– Развяжите мне руки. Курить, знаете ли, хочется… – нарушила, создавшуюся было тишину Душевская.
– Я Вам помогу, но прошу, все же постойте пока. Поезд скоро тронется?
– Как же я могу сказать? Развяжите, позвоню…, спрошу.
Он молча взял со стола папиросу из пачки с надписью «Казбек», поднес её к раскаленной трубе печи и подпалил, после чего подошел к Душевской и передал ей, заметив вблизи не столько злобу в её состоянии, сколько похмелье. Она была ростом меньше него более чем на голову, круглолица, не дурна собой, чуть пышнотела, лет около тридцати, он мельком обратил внимание на симпатичные чуть смуглые черты её лица, слегка вздернутый носик и длинные ресницы, обрамляющие красивые карие с хитрецой глаза. Она поднесла папиросу связанными руками к губам и, раскурив, выдохнула дым. Затем строго оглядела стоящего перед ней Докучаева снизу-вверх, будто он её подчиненный и одет не по форме. Он отошел к дивану, снял с себя шинель и фуражку, пистолет убрал за пояс и, тоже одолжив без спросу её «Казбек» закурил.
– Я вижу, обживаетесь? Что ж устраивайтесь по удобнее! Вы ж с дороги штабс-капитан? Может чаю, изволите…? Ваше благородие…? – Душевская натянула симпатичную улыбку гостеприимства.
Докучаев не особо реагировал. Он огляделся, отыскав золотистый давно не чищеный самовар, стоящий около буржуйки на этажерке. Рядом внизу стоял большой железный бидон очевидно с запасом питьевой воды, сверху на крышке лежал металлический мятый ковшик. Ему подумалось, что все предметы принесенные красными в этот прекрасный интерьер в виду своей неприглядности ужасно портят его, омрачая тот некогда рожденный художниками и инженерами фон, придуманный для создания прекрасного рабочего настроения штабного командного состава. Теперь же это место выглядело странно, в нём как по волшебству смешались местами дурно пахнущий ужасный казарменный быт и первоклассный королевский декаданс.

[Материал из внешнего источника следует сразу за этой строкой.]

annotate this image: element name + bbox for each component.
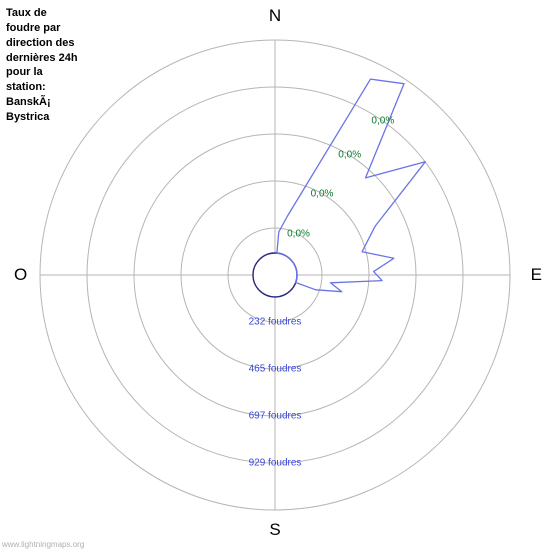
ring-label: 929 foudres <box>249 458 302 469</box>
ring-label: 0,0% <box>371 115 394 126</box>
compass-w: O <box>14 265 27 285</box>
ring-label: 0,0% <box>311 188 334 199</box>
ring-label: 0,0% <box>338 150 361 161</box>
ring-label: 232 foudres <box>249 317 302 328</box>
compass-n: N <box>269 6 281 26</box>
ring-label: 465 foudres <box>249 364 302 375</box>
ring-label: 697 foudres <box>249 411 302 422</box>
ring-label: 0,0% <box>287 229 310 240</box>
compass-s: S <box>269 520 280 540</box>
chart-title: Taux defoudre pardirection desdernières … <box>6 6 78 125</box>
compass-e: E <box>531 265 542 285</box>
credit-text: www.lightningmaps.org <box>2 540 84 549</box>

– Благодарю. Я сам организую самовар. А Вы совсем не похожи на уборщицу, я сразу понял…
– Хм, сочту комплиментом, впрочем…, что же Вас привело в мои покои? Так мне и не ответили, успевайте, пока мне не надоело с Вами любезничать!
Она сделала ещё затяжку и швырнула окурок к печи. Он упал рядом, но не на притопочную плиту, а откатился на пол, на паркет. Докучаев, негодуя внутри, подошел и убрал его, закинув в печь, вновь подумал о том, что именно вот такие красные командиры и угробили изысканный некогда вагон.
– Мне нужна Ваша помощь.
– Ого…?! – рассмеялась Краском. Это, с каких пор офицеры просят у нас помощи?! Ну…, и что…? Чем же я могу Вам помочь? – заигрывающе улыбнулась Душевская, слегка переваливаясь с ноги на ногу, испытывая неудобство, стоя со связанными руками.
Докучаев заметил на её левой ступне войлочный светло-серый тапок. Другая нога была босой. Он огляделся и обнаружил второй тапок под столом, подал ей, она бросила его на пол и тут же надела.
– О, благодарю! Слетел зараза, когда Вы ворвались. Признаться, сюрприз крайне неожиданный. Так на чем мы остановились?
– Скажите, куда идет поезд?
– Хм…, товарищ офицер. Вы же человек военный, Вы в своем уме? Я не уполномочена раскрывать секретную информацию…, Вы забыли про чай. Самоварчик то ставьте на печь. А то так чая и не дождетесь.
– Товарищ Душевская. Я знаю, что такие поезда как этот сейчас ходят по кругу, по моим подсчетам Вы должны следовать в Ростов-на-Дону. Я предлагаю Вам доставить меня до города. Там я сойду, и мы простимся.
Она громко и почти вульгарно рассмеялась.
– Ростов!… Простимся! А отчего не в Москву? Как же Вы ещё молоды гражданин штабс-капитан чтобы мне что-то предлагать, ставить какие-то условия мне, красному командиру! Вы думаете, я Вас испугалась?! Сколько Вам? Двадцать три? Двадцать четыре?